People are much less likely to do personal budgeting and finances if they perceive it as a task instead of a lifestyle. Here are some simple tips to help you move from frustrated financer to free flowing lifestyle budgeter. Ideally, budgeting for you will be more like doing yoga than doing dishes!
1. Ask Yourself “Why”
If budgeting is going to be a lifestyle for you, you need to know your motivation. Don’t just assume “budgeting is a thing responsible, mature people do, so I need to do it!” You won’t be inspired to build, follow, and track a budget unless you identify why you’re undertaking budgeting.
Are you trying to save, become more comfortable with finances, or make sure you’re spending money where it matters?
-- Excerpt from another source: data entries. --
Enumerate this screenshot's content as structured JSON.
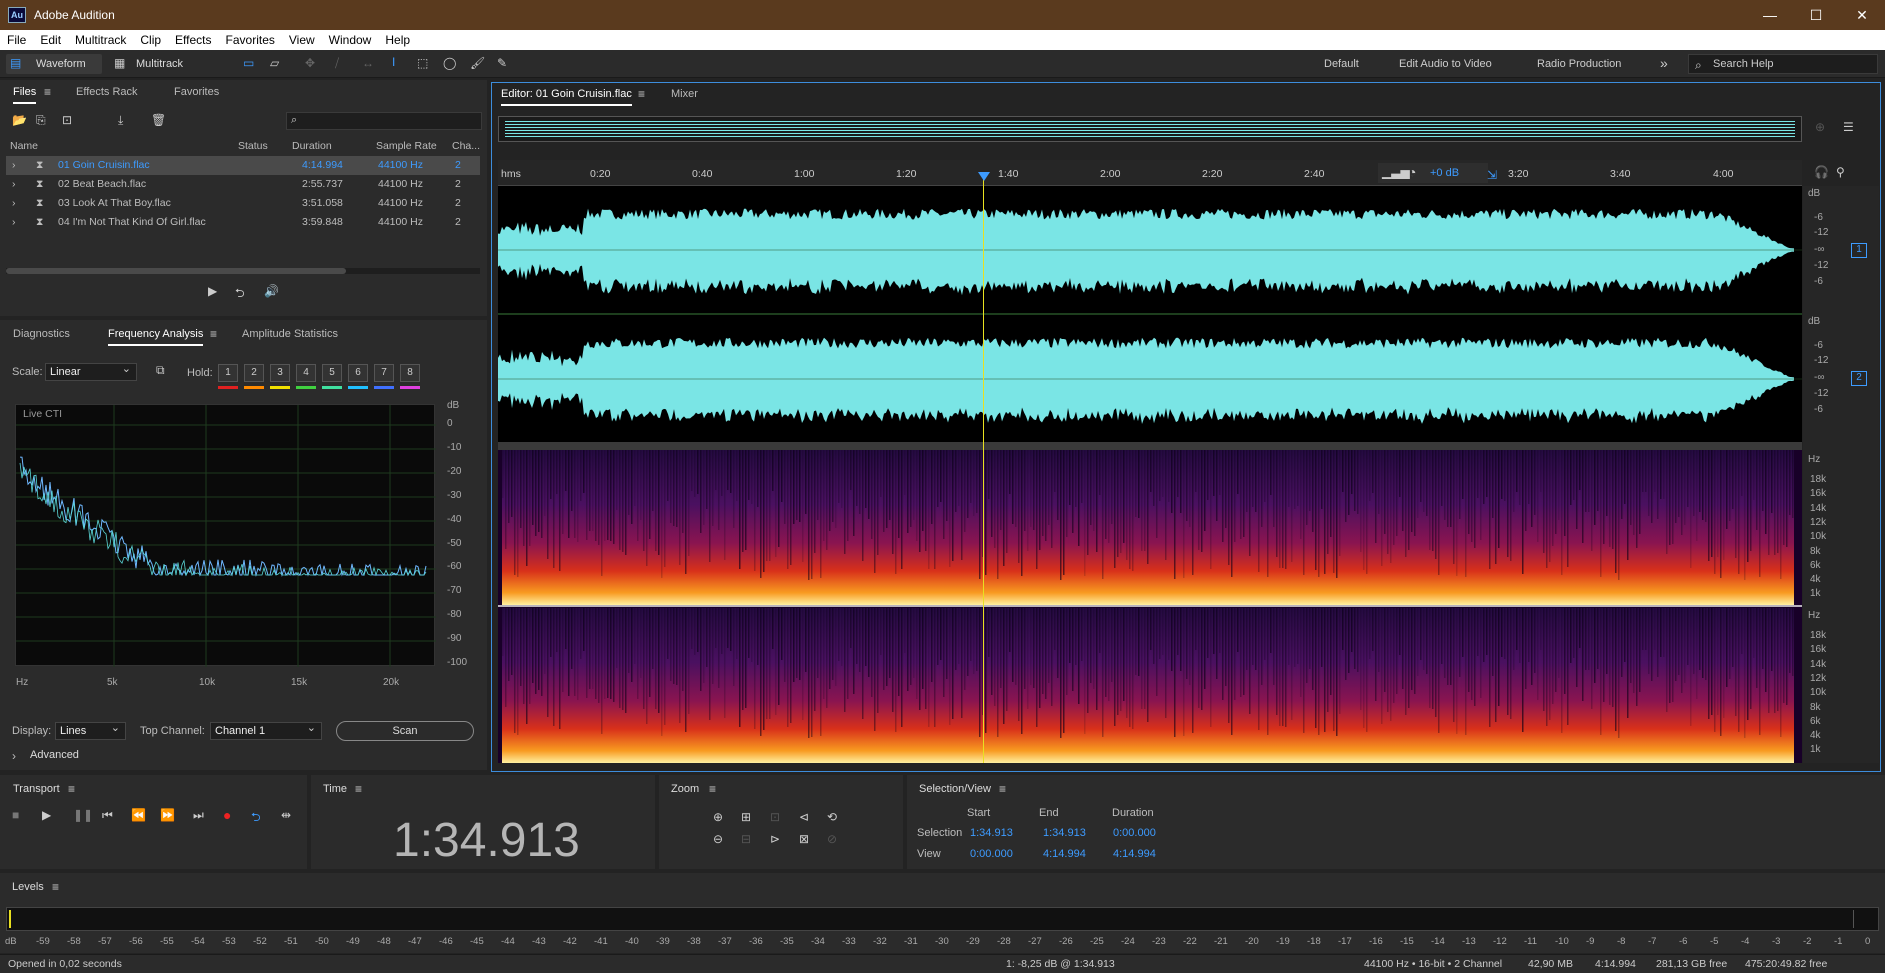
{
  "app": {
    "title": "Adobe Audition",
    "logo": "Au"
  },
  "window_controls": {
    "minimize": "—",
    "maximize": "☐",
    "close": "✕"
  },
  "menu": [
    "File",
    "Edit",
    "Multitrack",
    "Clip",
    "Effects",
    "Favorites",
    "View",
    "Window",
    "Help"
  ],
  "toolbar": {
    "waveform_label": "Waveform",
    "multitrack_label": "Multitrack",
    "workspaces": [
      "Default",
      "Edit Audio to Video",
      "Radio Production"
    ],
    "more": "»",
    "search_placeholder": "Search Help"
  },
  "files_panel": {
    "tabs": [
      "Files",
      "Effects Rack",
      "Favorites"
    ],
    "columns": [
      "Name",
      "Status",
      "Duration",
      "Sample Rate",
      "Cha..."
    ],
    "files": [
      {
        "name": "01 Goin Cruisin.flac",
        "duration": "4:14.994",
        "rate": "44100 Hz",
        "channels": "2"
      },
      {
        "name": "02 Beat Beach.flac",
        "duration": "2:55.737",
        "rate": "44100 Hz",
        "channels": "2"
      },
      {
        "name": "03 Look At That Boy.flac",
        "duration": "3:51.058",
        "rate": "44100 Hz",
        "channels": "2"
      },
      {
        "name": "04 I'm Not That Kind Of Girl.flac",
        "duration": "3:59.848",
        "rate": "44100 Hz",
        "channels": "2"
      }
    ]
  },
  "analysis_panel": {
    "tabs": [
      "Diagnostics",
      "Frequency Analysis",
      "Amplitude Statistics"
    ],
    "scale_label": "Scale:",
    "scale_value": "Linear",
    "hold_label": "Hold:",
    "holds": [
      "1",
      "2",
      "3",
      "4",
      "5",
      "6",
      "7",
      "8"
    ],
    "hold_colors": [
      "#e02020",
      "#ff8a00",
      "#f0e000",
      "#40d040",
      "#40e0a0",
      "#20c0ff",
      "#4070ff",
      "#e040e0"
    ],
    "live_label": "Live CTI",
    "db_unit": "dB",
    "db_ticks": [
      "0",
      "-10",
      "-20",
      "-30",
      "-40",
      "-50",
      "-60",
      "-70",
      "-80",
      "-90",
      "-100"
    ],
    "hz_ticks": [
      "Hz",
      "5k",
      "10k",
      "15k",
      "20k"
    ],
    "display_label": "Display:",
    "display_value": "Lines",
    "top_channel_label": "Top Channel:",
    "top_channel_value": "Channel 1",
    "scan_label": "Scan",
    "advanced_label": "Advanced"
  },
  "editor": {
    "tab_label": "Editor: 01 Goin Cruisin.flac",
    "mixer_label": "Mixer",
    "ruler_unit": "hms",
    "ruler_ticks": [
      "0:20",
      "0:40",
      "1:00",
      "1:20",
      "1:40",
      "2:00",
      "2:20",
      "2:40",
      "3:20",
      "3:40",
      "4:00"
    ],
    "gain_label": "+0 dB",
    "db_unit": "dB",
    "db_ticks": [
      "-6",
      "-12",
      "-∞",
      "-12",
      "-6"
    ],
    "channel_badges": [
      "1",
      "2"
    ],
    "hz_unit": "Hz",
    "hz_ticks": [
      "18k",
      "16k",
      "14k",
      "12k",
      "10k",
      "8k",
      "6k",
      "4k",
      "1k"
    ]
  },
  "transport": {
    "title": "Transport"
  },
  "time": {
    "title": "Time",
    "value": "1:34.913"
  },
  "zoom": {
    "title": "Zoom"
  },
  "selection": {
    "title": "Selection/View",
    "headers": [
      "Start",
      "End",
      "Duration"
    ],
    "rows": [
      {
        "label": "Selection",
        "start": "1:34.913",
        "end": "1:34.913",
        "duration": "0:00.000"
      },
      {
        "label": "View",
        "start": "0:00.000",
        "end": "4:14.994",
        "duration": "4:14.994"
      }
    ]
  },
  "levels": {
    "title": "Levels",
    "ticks": [
      "dB",
      "-59",
      "-58",
      "-57",
      "-56",
      "-55",
      "-54",
      "-53",
      "-52",
      "-51",
      "-50",
      "-49",
      "-48",
      "-47",
      "-46",
      "-45",
      "-44",
      "-43",
      "-42",
      "-41",
      "-40",
      "-39",
      "-38",
      "-37",
      "-36",
      "-35",
      "-34",
      "-33",
      "-32",
      "-31",
      "-30",
      "-29",
      "-28",
      "-27",
      "-26",
      "-25",
      "-24",
      "-23",
      "-22",
      "-21",
      "-20",
      "-19",
      "-18",
      "-17",
      "-16",
      "-15",
      "-14",
      "-13",
      "-12",
      "-11",
      "-10",
      "-9",
      "-8",
      "-7",
      "-6",
      "-5",
      "-4",
      "-3",
      "-2",
      "-1",
      "0"
    ]
  },
  "status": {
    "left": "Opened in 0,02 seconds",
    "cursor": "1: -8,25 dB @ 1:34.913",
    "format": "44100 Hz • 16-bit • 2 Channel",
    "size": "42,90 MB",
    "duration": "4:14.994",
    "free": "281,13 GB free",
    "time_free": "475:20:49.82 free"
  },
  "colors": {
    "accent": "#3d9bff",
    "waveform": "#7ae5e5",
    "titlebar": "#5a3a1e",
    "playhead": "#e8e020"
  }
}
Am I in a relationship that requires I budget with a partner? Identifying why you want to budget will help you figure out how you should be budgeting and what you should care about.
2. Schedule It!
Think about how your other lifestyle choices began, how they gained momentum, and use those principles. If you run, go to the gym, make conscious healthy eating decisions, or meditate, think back to how those practices started and what works for you. Maybe you meditate whenever you’re stressed? Maybe you meditate on a schedule? Maybe you got into meditation when a friend did? Whether it’s a response to emotions, a certain schedule, or accountability, apply those same techniques to your budgeting journey.
Budgeting might be a weekly or monthly part of your routine, with a half hour or hour set aside for it. You might be the type of person who will budget spontaneously or as a response to emotions, if you begin feeling stressed about money. In that case, find ways to overcome the inertia and begin the budgeting process.
3. Budget Time Vibes
However you get to budgeting, give yourself the freedom to succeed in it. Budgeting doesn’t have to mean you sit in a dark room by candlelight scratching at paper ledgers with a #2 pencil (although hey, whatever works!).
Make sure budgeting fits your vibe. If you want to budget on paper, do it on paper. If excel is your forte, give yourself permission to jazz it up with colors and pie charts. Make sure you’ve got a good vibe going with music, coffee, or whatever fits your mood.
4. Ask Yourself “What”
Once you’re in the budget time zone and you’ve got the good vibes going, you’ll need to think back to the “why” of budgeting. Identify your goals, and find resources. Maybe you need to find some budgeting software, use Google Sheets or Microsoft Excel, or print off some free, colorful budgeting sheets from Pinterest. You might need to collect paper receipts, but it might be easier to take pictures of receipts and refer to them later. What bank statements or checking statements do you need to pay attention to? Begin to set up the things you’ll accomplish and track during your budgeting journey.
5. Allow The Process to Change
Like a butterfly emerging from a cocoon, your budget lifestyle will change over time. If you’ve done yoga, you’ll know that what you start with is not what you end up with. Once you’ve done yoga for a few months the practice begins to look very different than it did when you started out. As you grow and learn in a task, your goals and process change. People often think that budgeting, unlike other lifestyle practices, is about rigidity and hard mathematics. But this isn’t true! Allow your budgeting “whys” and “whats” to shift over time.
Don’t simply put your head down and keep doing the same thing over and over! Allow your budgeting practice to change over time. The categories will change, the vibes will change, you might do it more or less often, it might become more or less precise. These things are okay as long as the changes are related to the first “why” of budgeting. Continually reassess the practice and the motivation.
Rinse and repeat! On your lifestyle budgeting journey, return to each of the steps, and watch your process grow with you over time. Good luck!